LONDON (Bloomberg) — Lloyd's of London, the world's biggest insurance market, said first-half profit declined for the first time in two years on lower rates and investment returns.

Pretax profit fell 47 percent to £949 million ($1.8 billion) in the six months ended June 30 from £1.8 billion a year earlier, the London-based market said yesterday in a statement.

"The market remains in a good position to face the challenges ahead even though the external conditions in which we operate are about to test our structure and resolve," Lloyd's chief executive officer Richard Ward said in the statement.

Ward is urging members to pull back their insurance underwriting next year as the most active hurricane season in three years has yet to reverse a 20 percent drop in prices.
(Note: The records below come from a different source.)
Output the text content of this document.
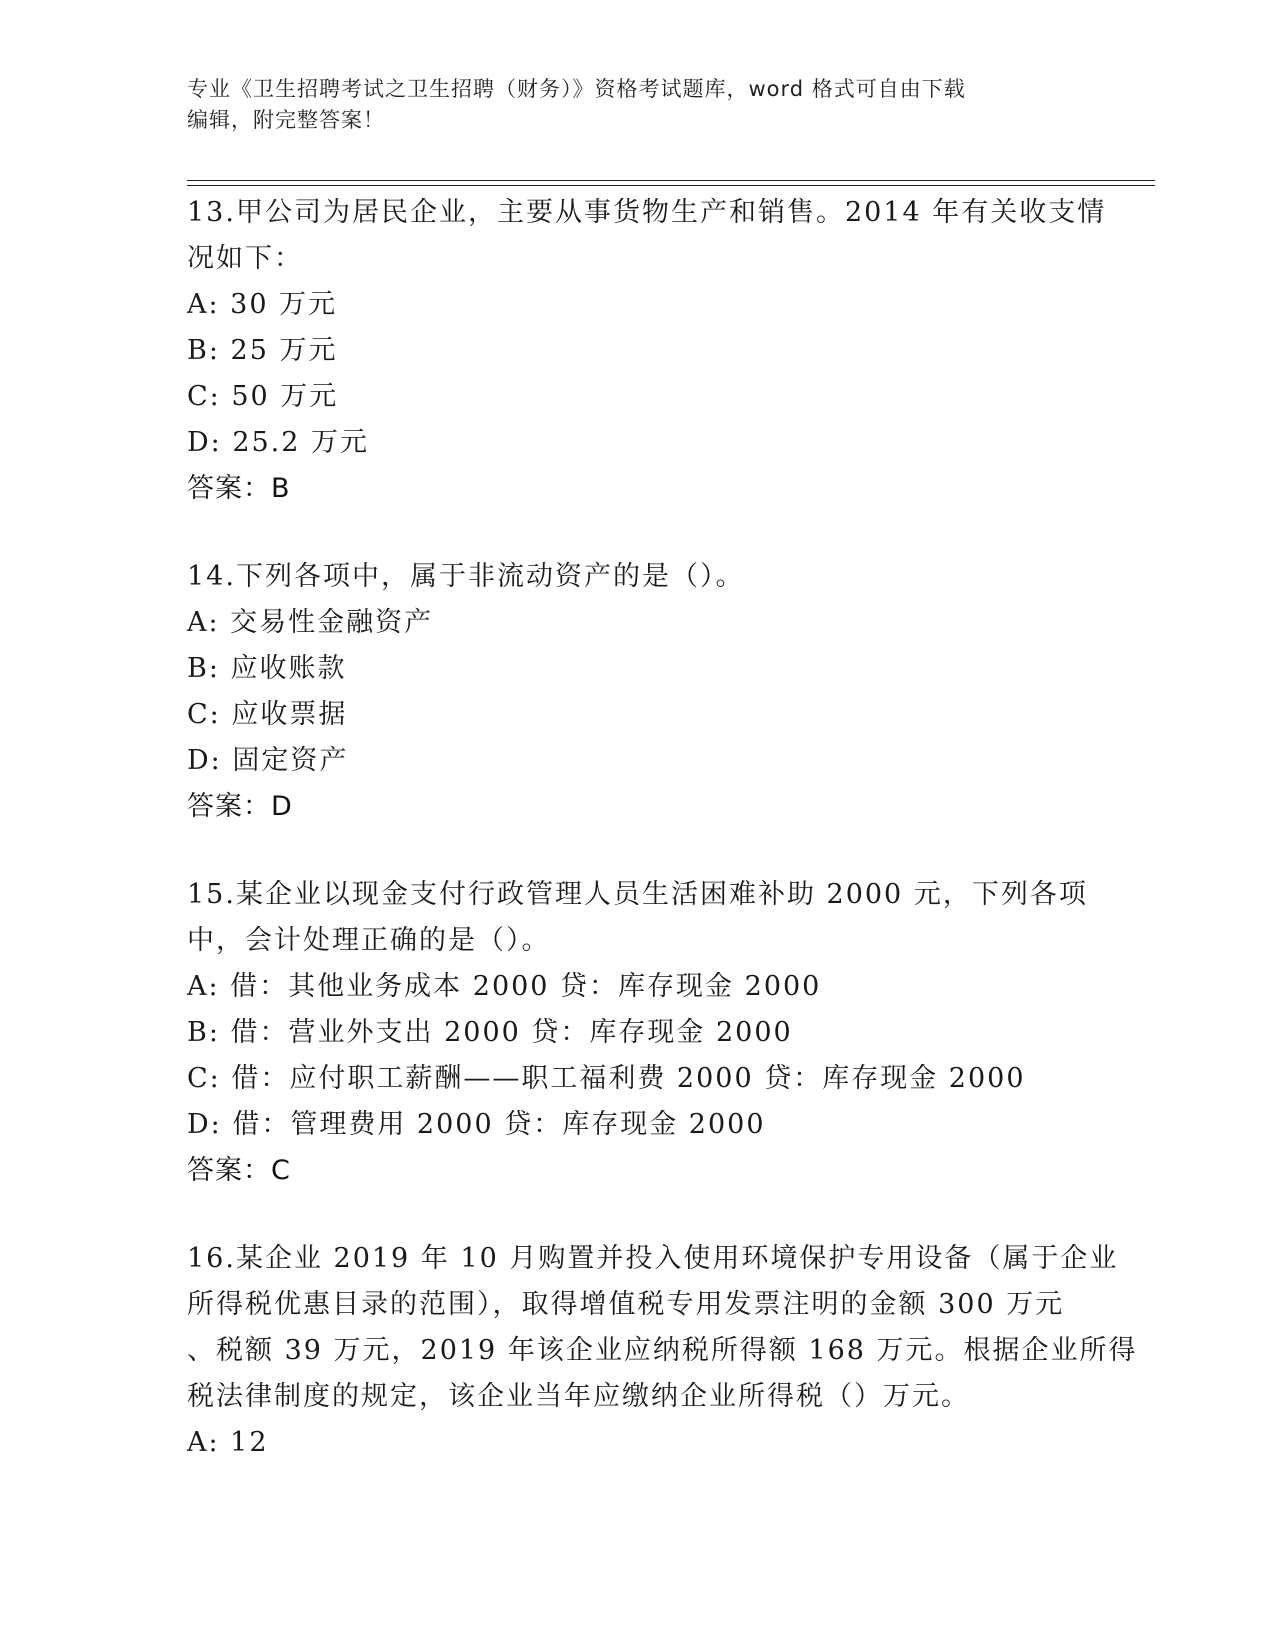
专业《卫生招聘考试之卫生招聘（财务）》资格考试题库，word 格式可自由下载
编辑，附完整答案！
13.甲公司为居民企业，主要从事货物生产和销售。2014 年有关收支情
况如下：
A: 30 万元
B: 25 万元
C: 50 万元
D: 25.2 万元
答案：B
14.下列各项中，属于非流动资产的是（）。
A: 交易性金融资产
B: 应收账款
C: 应收票据
D: 固定资产
答案：D
15.某企业以现金支付行政管理人员生活困难补助 2000 元，下列各项
中，会计处理正确的是（）。
A: 借：其他业务成本 2000 贷：库存现金 2000
B: 借：营业外支出 2000 贷：库存现金 2000
C: 借：应付职工薪酬——职工福利费 2000 贷：库存现金 2000
D: 借：管理费用 2000 贷：库存现金 2000
答案：C
16.某企业 2019 年 10 月购置并投入使用环境保护专用设备（属于企业
所得税优惠目录的范围），取得增值税专用发票注明的金额 300 万元
、税额 39 万元，2019 年该企业应纳税所得额 168 万元。根据企业所得
税法律制度的规定，该企业当年应缴纳企业所得税（）万元。
A: 12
Lloyd's faces tougher conditions after two "extraordinary years" of good investment returns and an absence of catastrophe claims, said Ward.
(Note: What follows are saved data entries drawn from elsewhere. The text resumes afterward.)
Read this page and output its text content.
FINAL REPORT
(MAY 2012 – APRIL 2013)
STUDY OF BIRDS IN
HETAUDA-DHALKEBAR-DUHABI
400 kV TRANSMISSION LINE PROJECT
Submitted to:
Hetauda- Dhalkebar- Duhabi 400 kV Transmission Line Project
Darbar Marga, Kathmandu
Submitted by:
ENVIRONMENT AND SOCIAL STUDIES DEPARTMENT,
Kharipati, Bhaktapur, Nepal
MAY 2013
Hurricane Gustav, which hit Louisiana this month, may have caused industry-wide claims of as much as $4.5 billion, while Ike, which lashed Texas, may bring as much as $12 billion of damage losses, according to estimates from Risk Management Solutions Inc.

Claims for the Lloyd's market for the hurricanes are probably within the range for a typical year of about £900 million, finance director Luke Savage said in a telephone interview.

Hurricanes and other disasters, which increase claims and reduce short-term profit for insurers and reinsurers, can also allow them to raise prices.

Insurance prices skyrocketed after Hurricane Katrina resulted in $41 billion of claims in 2005, RMS said.

Lloyd's posted record profit the following year.

Lloyd's combined ratio, or claims and expenses as a percentage of premiums, was 89 percent, compared with 82.9 percent, indicating higher commodity-price led inflation, Savage said. Investment returns declined to £346 million, from £846 million.